La première difficulté réside dans le caractère contre-nature de ces alliances qui regroupent des formations politiques hétéroclites sur le plan idéologique et politique. Souvent, l’effet d’annonce semble être le seul effet recherché tant les disparités entre les composantes de ces alliances sont flagrantes. Souvent aussi, ces alliances sont formées par une composante centrale autour de laquelle gravitent les autres composantes de l’alliance qui perdent de fait leur statut de partenaire et deviennent très vite des partis satellites et une carte à faire-valoir chaque fois que la formation dominante de l’alliance juge cela nécessaire.

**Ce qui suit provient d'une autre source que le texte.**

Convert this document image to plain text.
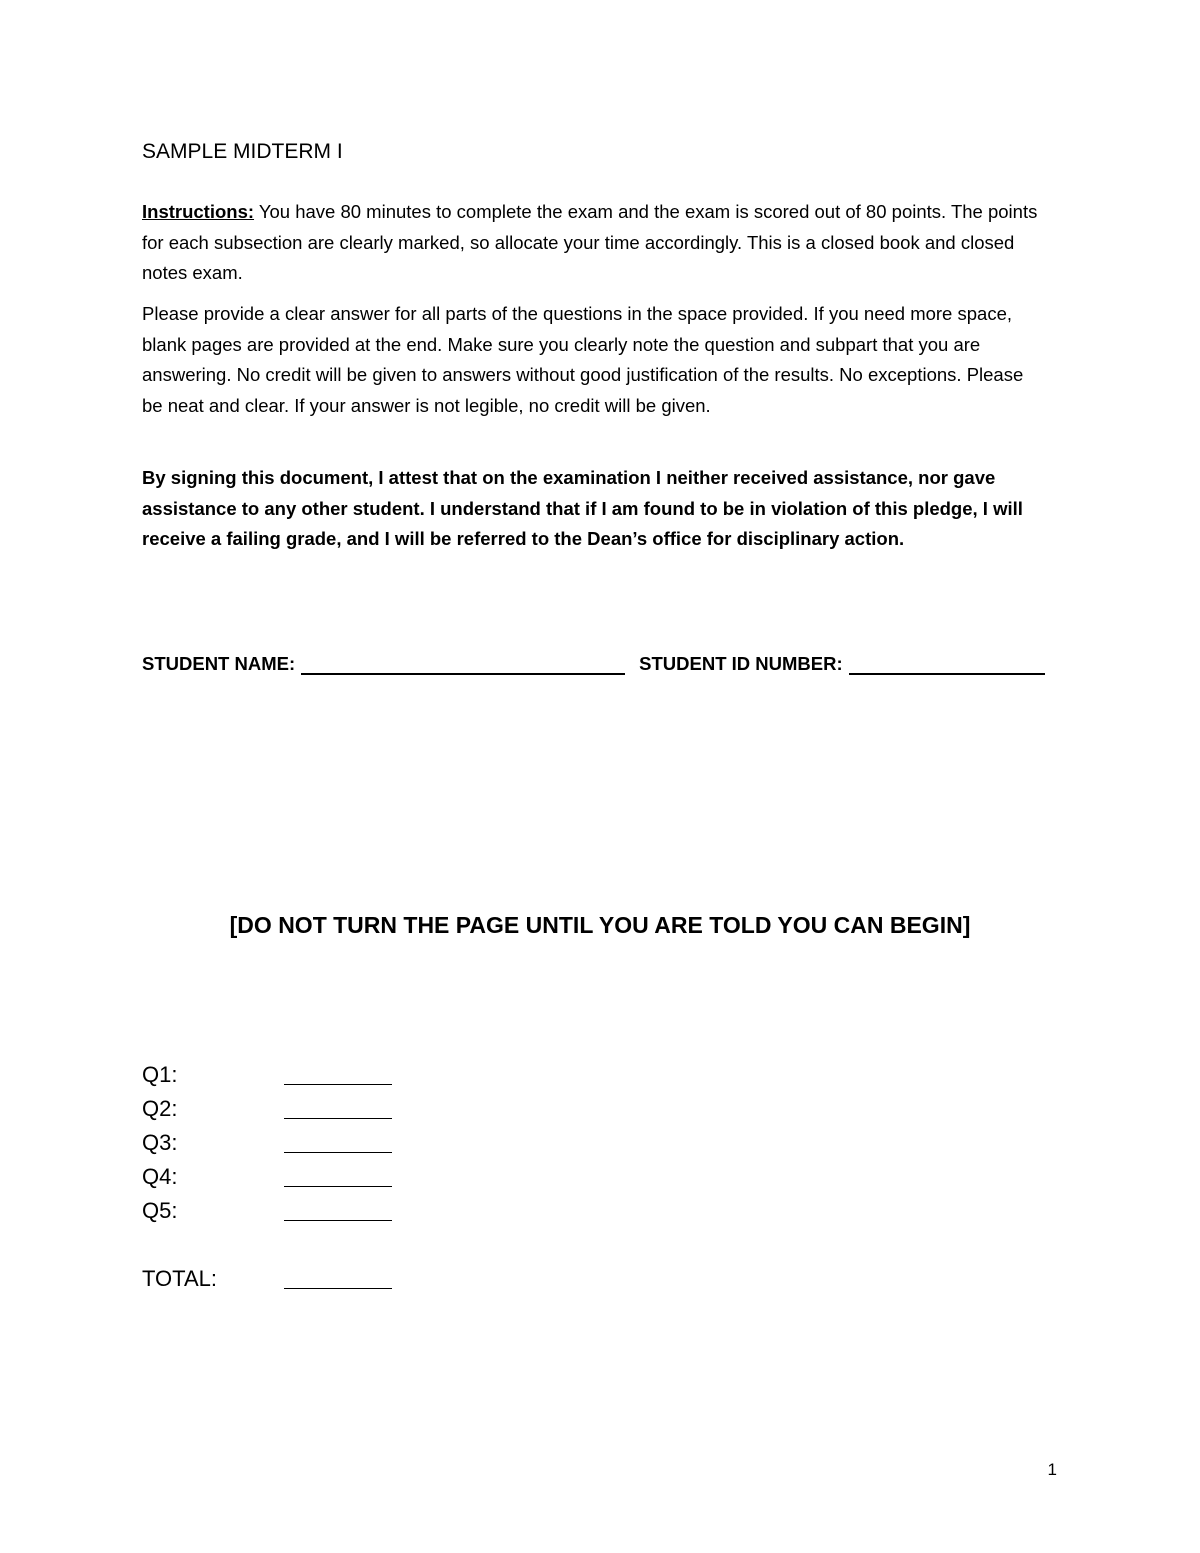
SAMPLE MIDTERM I
Instructions: You have 80 minutes to complete the exam and the exam is scored out of 80 points. The points for each subsection are clearly marked, so allocate your time accordingly. This is a closed book and closed notes exam.
Please provide a clear answer for all parts of the questions in the space provided. If you need more space, blank pages are provided at the end. Make sure you clearly note the question and subpart that you are answering. No credit will be given to answers without good justification of the results. No exceptions. Please be neat and clear. If your answer is not legible, no credit will be given.
By signing this document, I attest that on the examination I neither received assistance, nor gave assistance to any other student. I understand that if I am found to be in violation of this pledge, I will receive a failing grade, and I will be referred to the Dean’s office for disciplinary action.
STUDENT NAME:	STUDENT ID NUMBER:
[DO NOT TURN THE PAGE UNTIL YOU ARE TOLD YOU CAN BEGIN]
Q1:
Q2:
Q3:
Q4:
Q5:
TOTAL:
1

La seconde difficulté est en rapport avec le comportement des leaders politiques dans notre pays aussi bien au sein de leurs formations que dans leurs rapports avec leurs partenaires et alliés politiques. Ces leaders inamovibles ont fini par s’identifier à leurs formations. Ils sont devenus des despotes prenant des décisions unilatérales qui sont validées immanquablement a posteriori par les structures de leurs partis. Ce nombrilisme démesuré est l’une des faiblesses essentielles des partis politiques en Tunisie. Toutes les alliances politiques précédentes qui ont été tentées dans le pays depuis le début des années quatre-vingts ont échoué par la faute de l’égo exacerbé de grands militants pourtant qui n’ont pas su s’effacer devant leurs propres personnes qu’ils considèrent contre toute évidence, indispensables, centrales même, pour la réussite de tout projet, tout processus.

La rupture consommée entre Al Joumhouri et Nidaa n’est donc pas une surprise. Elle était prévisible et attendue mais laisse pourtant un peu d’amertume surtout chez ceux qui ont bien voulu croire, pour un bout de temps, que l’on était capables de faire du nouveau avec du vieux, et que la révolution a changé bien de choses et beaucoup de comportements, même ceux des politiques.